HISTOGENESIS AND MOLECULAR DEVELOPMENT OF THE LUNG IN NEW ZEALAND WHITE RABBIT (ORYCTOLAGUS CUNICULUS)
Abstract: In investigating fetal organ development, fetus of the rabbit was one of the furthermost frequently handled as a model in animal investigational research. During the second half of gestation in rabbit fetuses thorax volume (TV) was the predictive factor for assessment of normal development. Concerning these fetuses, evaluation of lung development was more applicable in the 20th–29th gestational days for experiments. A large internal surface area in which the inspired air and capillary blood got in close contact to each other was specified by the lung tissue. Consequently, an efficient gas exchange was occurred.

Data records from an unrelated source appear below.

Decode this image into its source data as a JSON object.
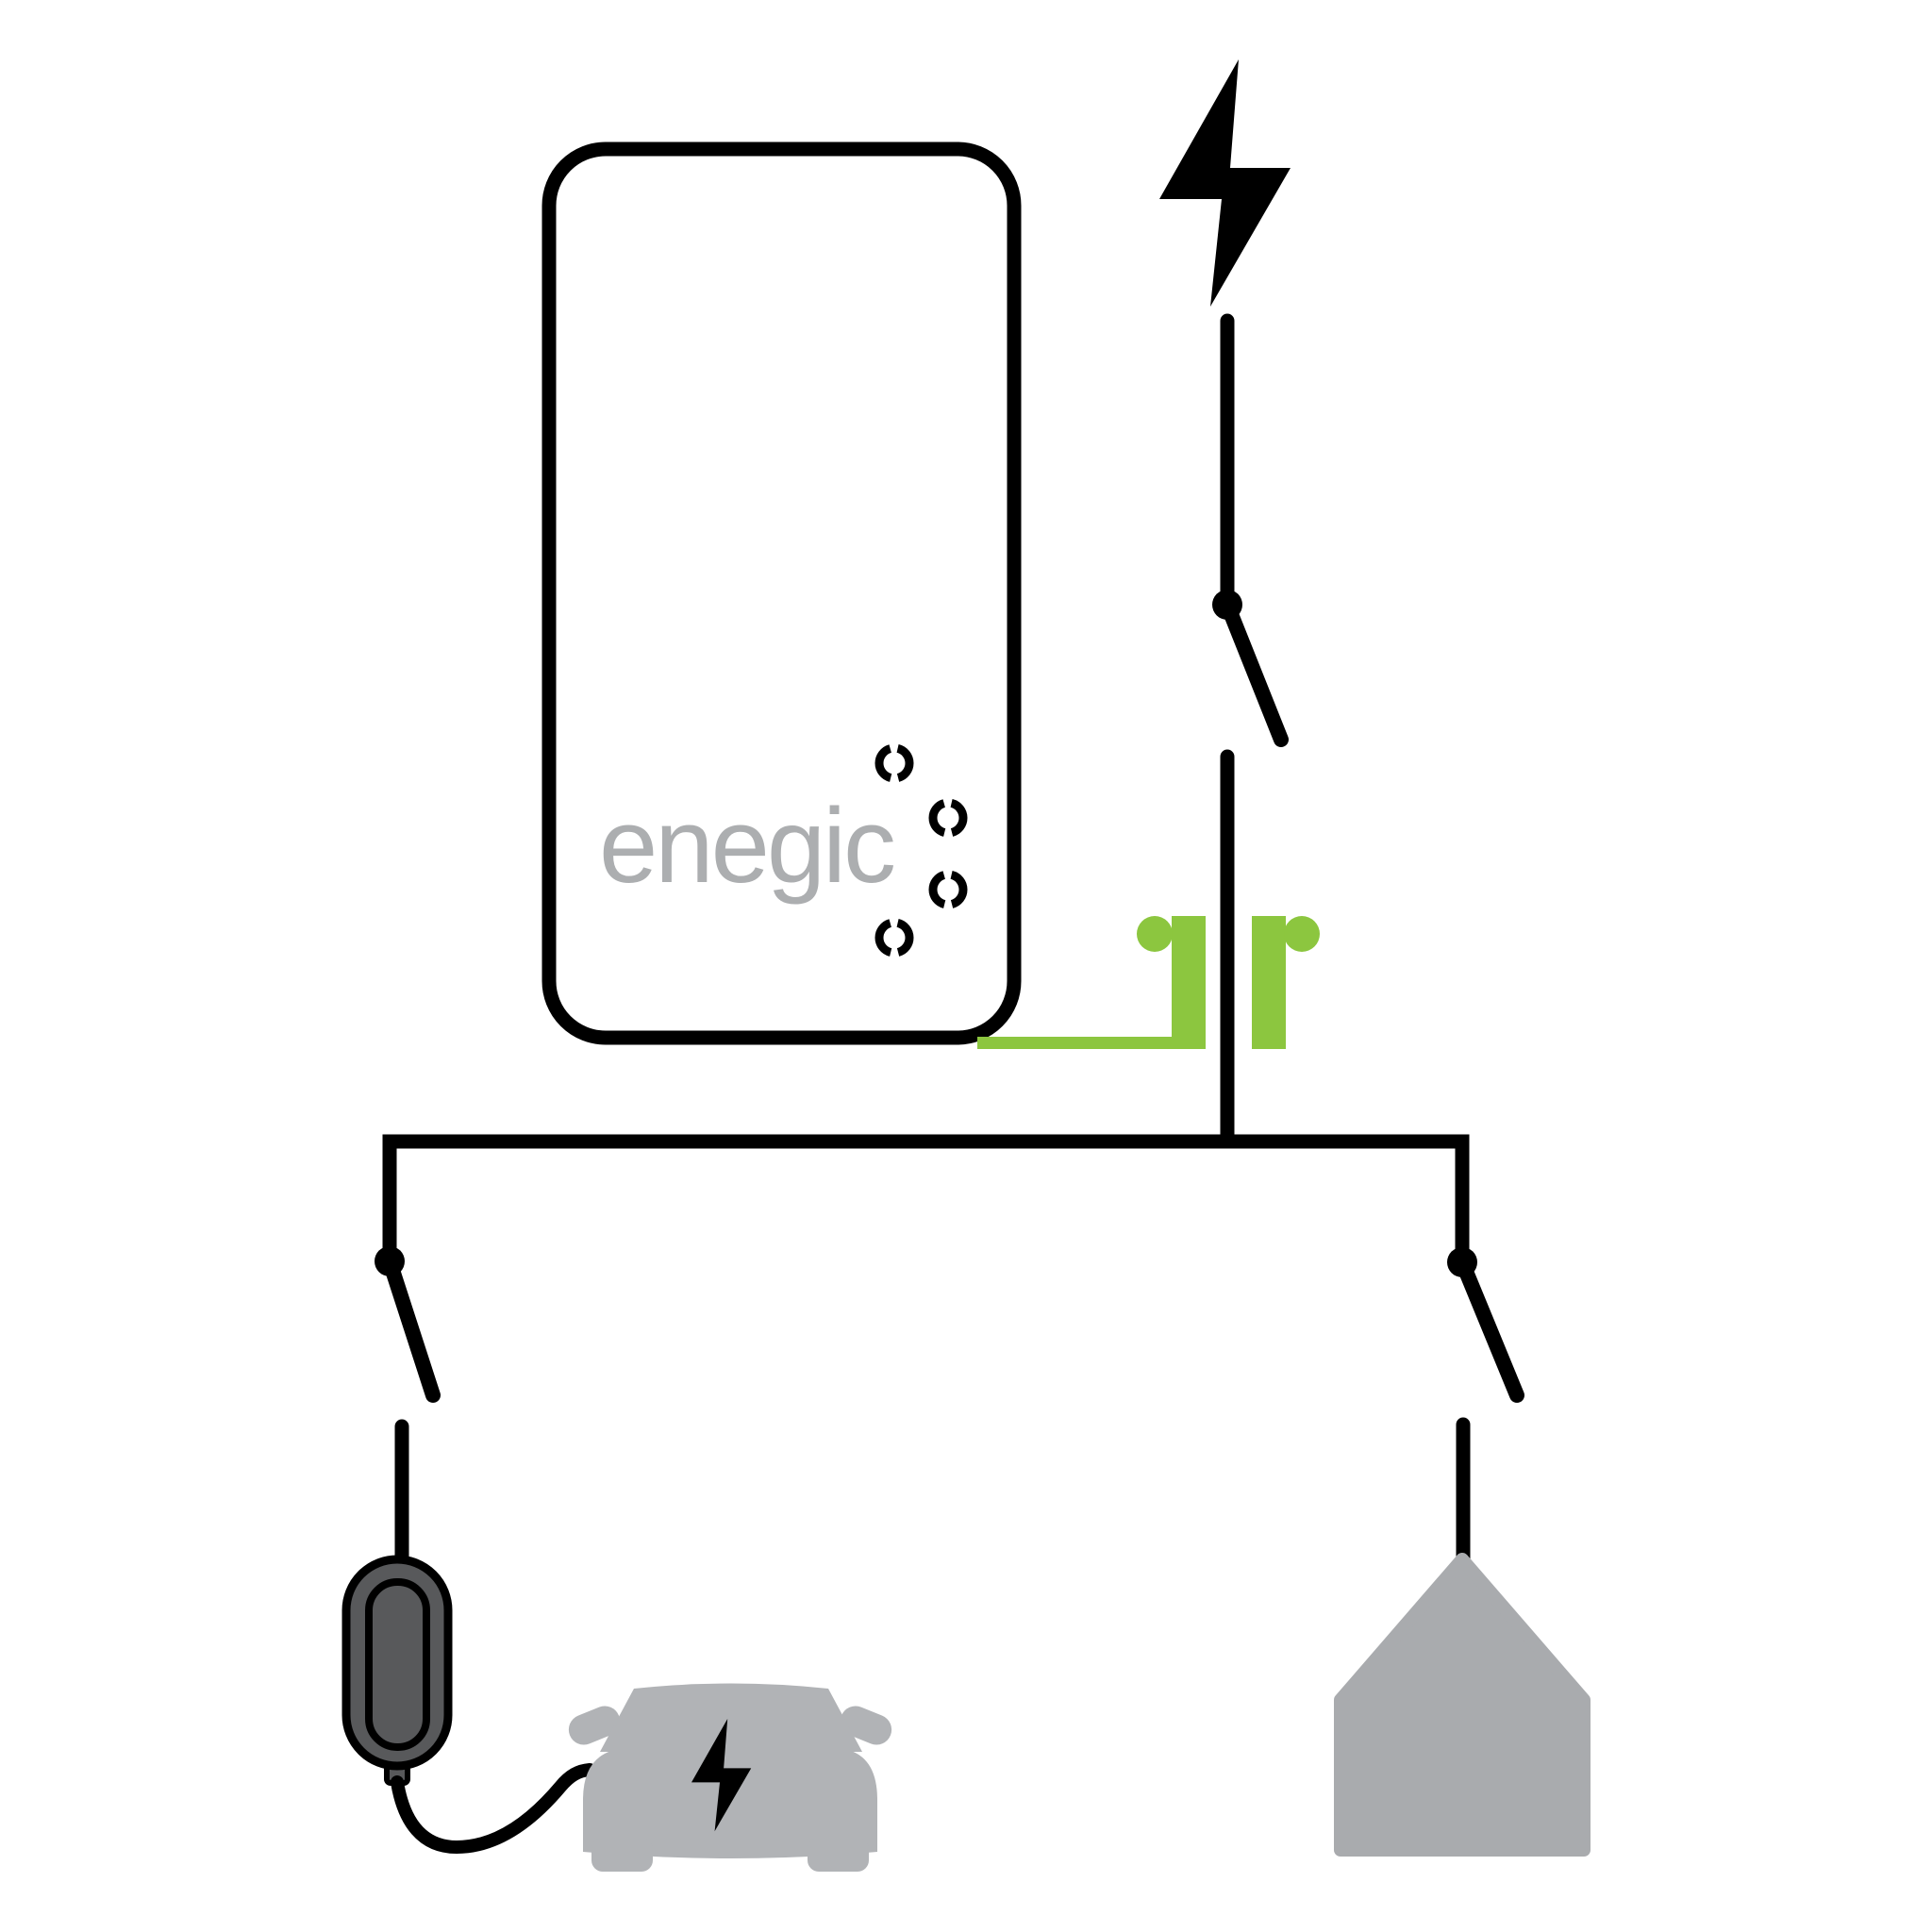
{
  "device": {
    "brand_label": "enegic",
    "indicator_count": 4
  },
  "colors": {
    "background": "#FFFFFF",
    "line_black": "#000000",
    "accent_green": "#8CC63F",
    "logo_gray": "#ACAEB0",
    "car_gray": "#B1B3B6",
    "house_gray": "#A9ABAE",
    "charger_gray": "#58595B"
  },
  "icons": [
    {
      "name": "grid-lightning-icon",
      "shape": "lightning-bolt"
    },
    {
      "name": "main-breaker-switch-icon",
      "shape": "disconnector-switch"
    },
    {
      "name": "ct-clamp-sensor-icon",
      "shape": "green-current-clamp"
    },
    {
      "name": "distribution-bus-line",
      "shape": "bus-bar"
    },
    {
      "name": "left-breaker-switch-icon",
      "shape": "disconnector-switch"
    },
    {
      "name": "right-breaker-switch-icon",
      "shape": "disconnector-switch"
    },
    {
      "name": "ev-charger-icon",
      "shape": "portable-evse-pill"
    },
    {
      "name": "charging-cable-icon",
      "shape": "curved-cable"
    },
    {
      "name": "ev-car-icon",
      "shape": "car-front-silhouette"
    },
    {
      "name": "car-lightning-icon",
      "shape": "lightning-bolt"
    },
    {
      "name": "house-icon",
      "shape": "house-silhouette"
    }
  ]
}
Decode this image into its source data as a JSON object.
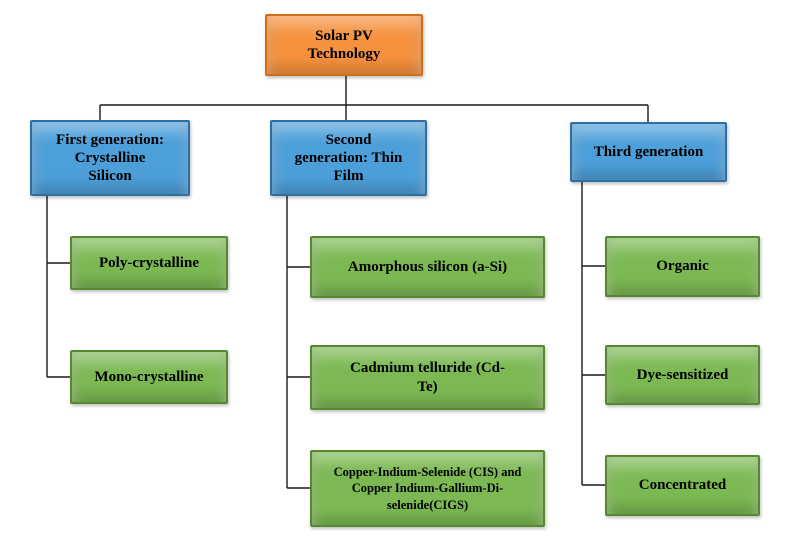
{
  "root": {
    "label": "Solar PV Technology"
  },
  "branches": [
    {
      "label": "First generation: Crystalline Silicon",
      "children": [
        {
          "label": "Poly-crystalline"
        },
        {
          "label": "Mono-crystalline"
        }
      ]
    },
    {
      "label": "Second generation: Thin Film",
      "children": [
        {
          "label": "Amorphous silicon (a-Si)"
        },
        {
          "label": "Cadmium telluride (Cd-Te)"
        },
        {
          "label": "Copper-Indium-Selenide (CIS) and Copper Indium-Gallium-Di-selenide(CIGS)"
        }
      ]
    },
    {
      "label": "Third generation",
      "children": [
        {
          "label": "Organic"
        },
        {
          "label": "Dye-sensitized"
        },
        {
          "label": "Concentrated"
        }
      ]
    }
  ],
  "colors": {
    "root_fill": "#F6913E",
    "root_border": "#D26D12",
    "branch_fill": "#4D9FDA",
    "branch_border": "#2C6FA8",
    "leaf_fill": "#7CB953",
    "leaf_border": "#55882F",
    "line": "#1a1a1a"
  }
}
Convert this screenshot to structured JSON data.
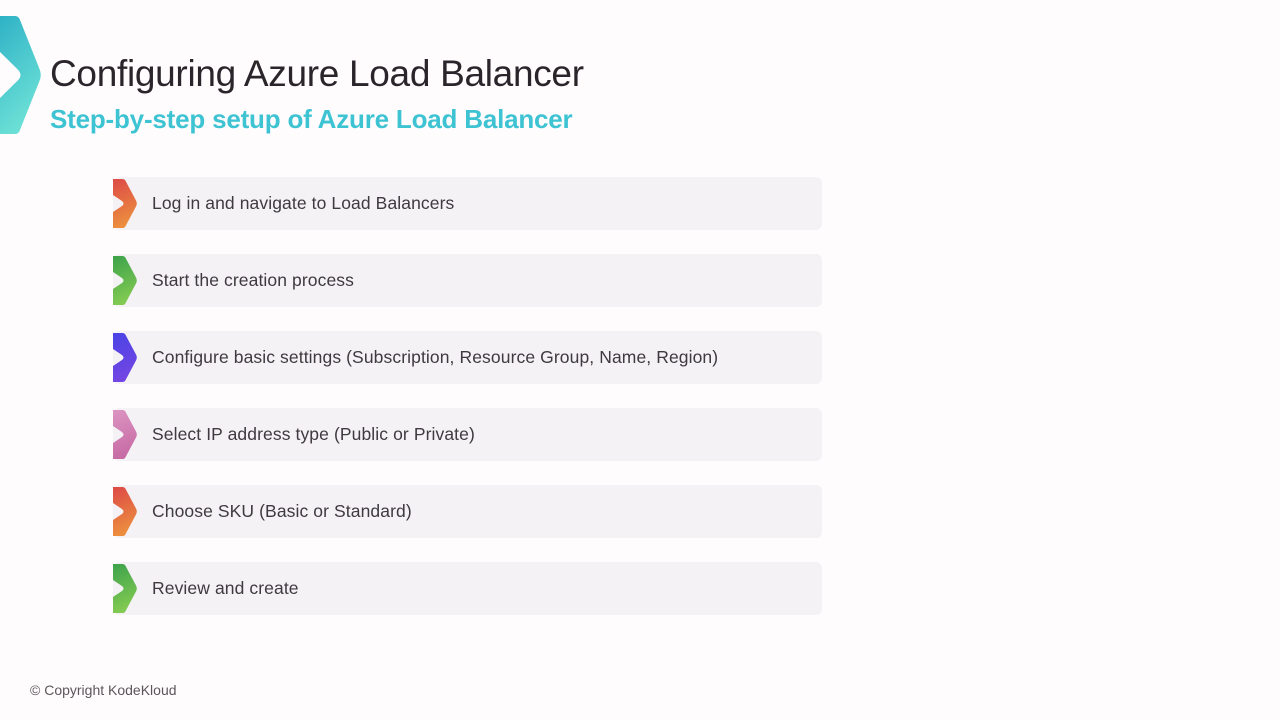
{
  "slide": {
    "title": "Configuring Azure Load Balancer",
    "subtitle": "Step-by-step setup of Azure Load Balancer",
    "footer": "© Copyright KodeKloud"
  },
  "logo": {
    "color_top": "#2fb2c6",
    "color_bottom": "#6ce0d6"
  },
  "steps": {
    "items": [
      {
        "label": "Log in and navigate to Load Balancers",
        "color_top": "#dd4a47",
        "color_bottom": "#ec8e3e"
      },
      {
        "label": "Start the creation process",
        "color_top": "#3da24b",
        "color_bottom": "#82ca52"
      },
      {
        "label": "Configure basic settings (Subscription, Resource Group, Name, Region)",
        "color_top": "#4a43e4",
        "color_bottom": "#7346e3"
      },
      {
        "label": "Select IP address type (Public or Private)",
        "color_top": "#dc95c2",
        "color_bottom": "#c76ba5"
      },
      {
        "label": "Choose SKU (Basic or Standard)",
        "color_top": "#dd4a47",
        "color_bottom": "#ec8e3e"
      },
      {
        "label": "Review and create",
        "color_top": "#3da24b",
        "color_bottom": "#82ca52"
      }
    ]
  },
  "colors": {
    "background": "#fffcfe",
    "row_background": "#f4f2f5",
    "title_text": "#29252a",
    "subtitle_text": "#3ec3d3",
    "step_text": "#3e3a3f",
    "footer_text": "#5a565a"
  }
}
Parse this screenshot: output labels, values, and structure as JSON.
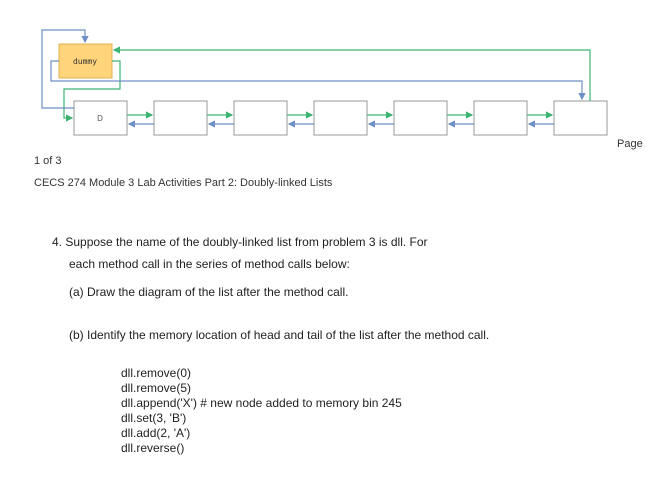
{
  "diagram": {
    "dummy_label": "dummy",
    "node_label": "D",
    "colors": {
      "dummy_fill": "#ffd47a",
      "node_stroke": "#9a9a9a",
      "next_arrow": "#3cb371",
      "prev_arrow": "#6f8fc7"
    }
  },
  "page_label": "Page",
  "page_number": "1 of 3",
  "doc_title": "CECS 274 Module 3 Lab Activities Part 2: Doubly-linked Lists",
  "question": {
    "line1": "4.  Suppose the name of the doubly-linked list from problem 3 is dll. For",
    "line2": "each method call in the series of method calls below:",
    "part_a": "(a) Draw the diagram of the list after the method call.",
    "part_b": "(b) Identify the memory location of head and tail of the list after the method call."
  },
  "method_calls": [
    "dll.remove(0)",
    "dll.remove(5)",
    "dll.append('X') # new node added to memory bin 245",
    "dll.set(3, 'B')",
    "dll.add(2, 'A')",
    "dll.reverse()"
  ]
}
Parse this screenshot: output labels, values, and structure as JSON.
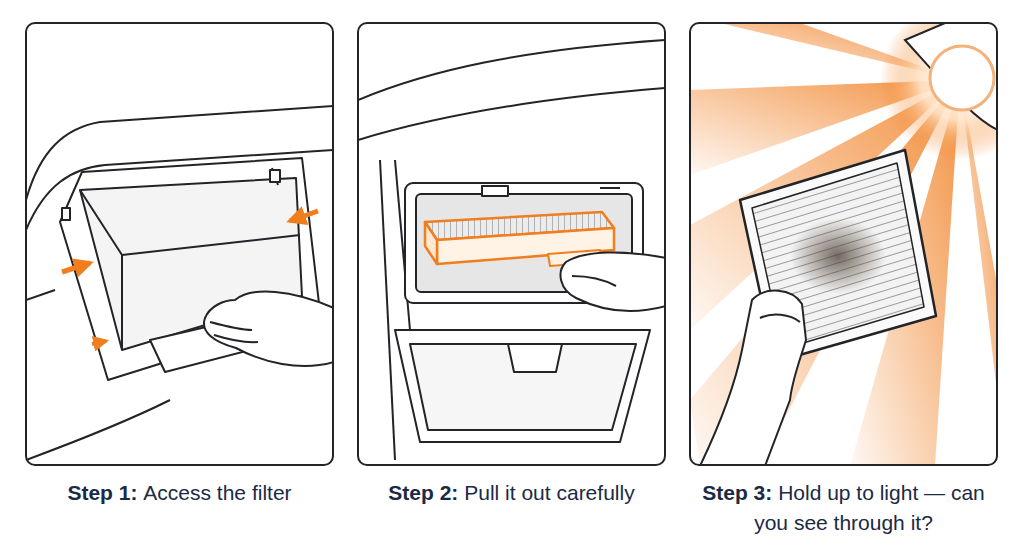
{
  "diagram": {
    "nodes": [
      {
        "text": [
          "Step 1:",
          "Access the filter"
        ]
      },
      {
        "text": [
          "Step 2:",
          "Pull it out carefully"
        ]
      },
      {
        "text": [
          "Step 3:",
          "Hold up to light — can you see through it?"
        ]
      }
    ]
  }
}
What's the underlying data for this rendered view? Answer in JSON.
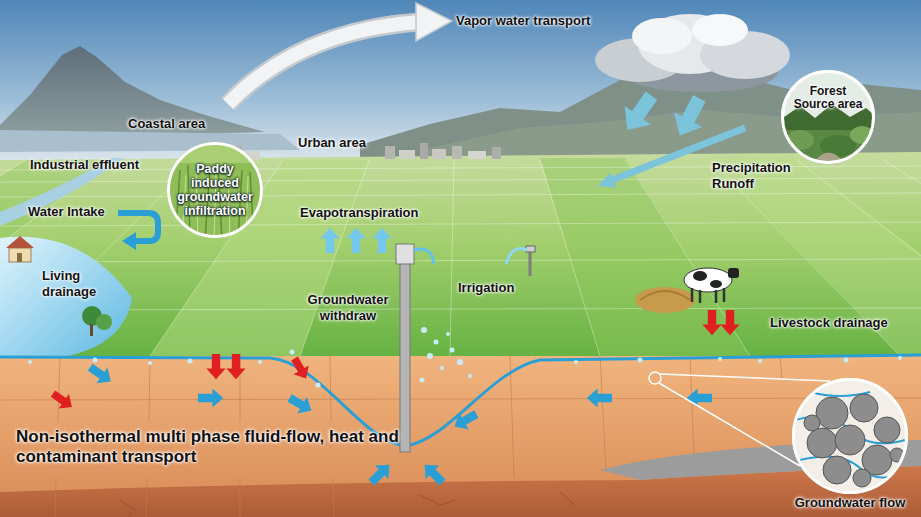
{
  "diagram": {
    "nodes": [
      {
        "text": [
          "Forest Source area"
        ]
      },
      {
        "text": [
          "Paddy induced groundwater infiltration"
        ]
      },
      {
        "text": [
          "Groundwater flow"
        ]
      }
    ],
    "labels": [
      "Vapor water transport",
      "Coastal area",
      "Urban area",
      "Industrial effluent",
      "Water Intake",
      "Precipitation Runoff",
      "Evapotranspiration",
      "Living drainage",
      "Irrigation",
      "Groundwater withdraw",
      "Livestock drainage",
      "Non-isothermal multi phase fluid-flow, heat and contaminant transport"
    ]
  }
}
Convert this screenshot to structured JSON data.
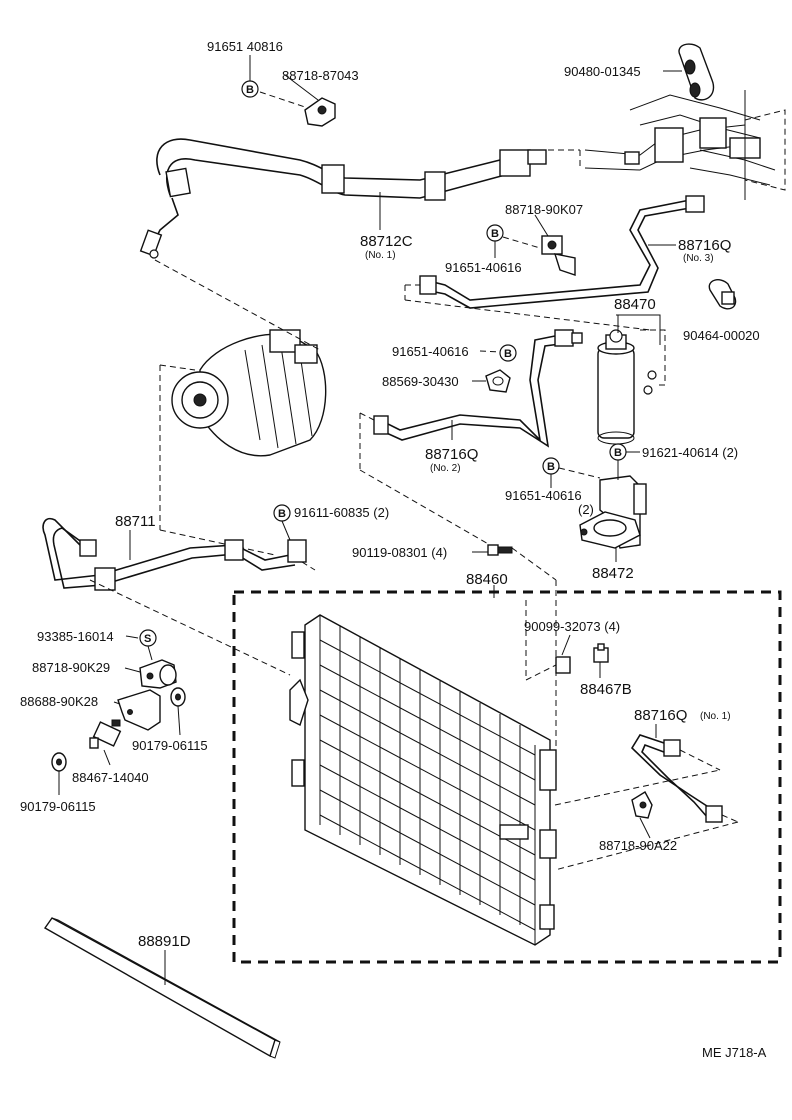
{
  "labels": {
    "p91651_40816": "91651 40816",
    "p88718_87043": "88718-87043",
    "p90480_01345": "90480-01345",
    "p88712c": "88712C",
    "p88712c_sub": "(No. 1)",
    "p88718_90k07": "88718-90K07",
    "p88716q_3": "88716Q",
    "p88716q_3_sub": "(No. 3)",
    "p91651_40616_a": "91651-40616",
    "p88470": "88470",
    "p90464_00020": "90464-00020",
    "p91651_40616_b": "91651-40616",
    "p88569_30430": "88569-30430",
    "p88716q_2": "88716Q",
    "p88716q_2_sub": "(No. 2)",
    "p91621_40614": "91621-40614 (2)",
    "p91651_40616_c": "91651-40616",
    "p91651_40616_c_sub": "(2)",
    "p88711": "88711",
    "p91611_60835": "91611-60835 (2)",
    "p90119_08301": "90119-08301 (4)",
    "p88472": "88472",
    "p88460": "88460",
    "p93385_16014": "93385-16014",
    "p90099_32073": "90099-32073 (4)",
    "p88718_90k29": "88718-90K29",
    "p88467b": "88467B",
    "p88688_90k28": "88688-90K28",
    "p88716q_1": "88716Q",
    "p88716q_1_sub": "(No. 1)",
    "p90179_06115_a": "90179-06115",
    "p88467_14040": "88467-14040",
    "p90179_06115_b": "90179-06115",
    "p88718_90a22": "88718-90A22",
    "p88891d": "88891D",
    "footer_code": "ME  J718-A"
  },
  "markers": {
    "b": "B",
    "s": "S"
  }
}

A cycle of separate but overlapping developmental processes happened to reach this target. The anlage of the left and right lungs appeared as an outpouching of the foregut endoderm during organogenesis. A repetitive process of outgrowth and branching pattern (branching morphogenesis) was occurred in each lung bud. Consequently, all of the future airways were formed mainly during the pseudoglandular stage. Repetitive airspace septation would lead to tremendous increase of the gas exchange surface area in both late fetal and postnatal lung development leading to the formation of alveoli. The first air-blood barriers were appeared and surfactant production began during the canalicular stage.
Key words: Rabbit fetus, Lung development, Branching morphogenesis, Alveoli.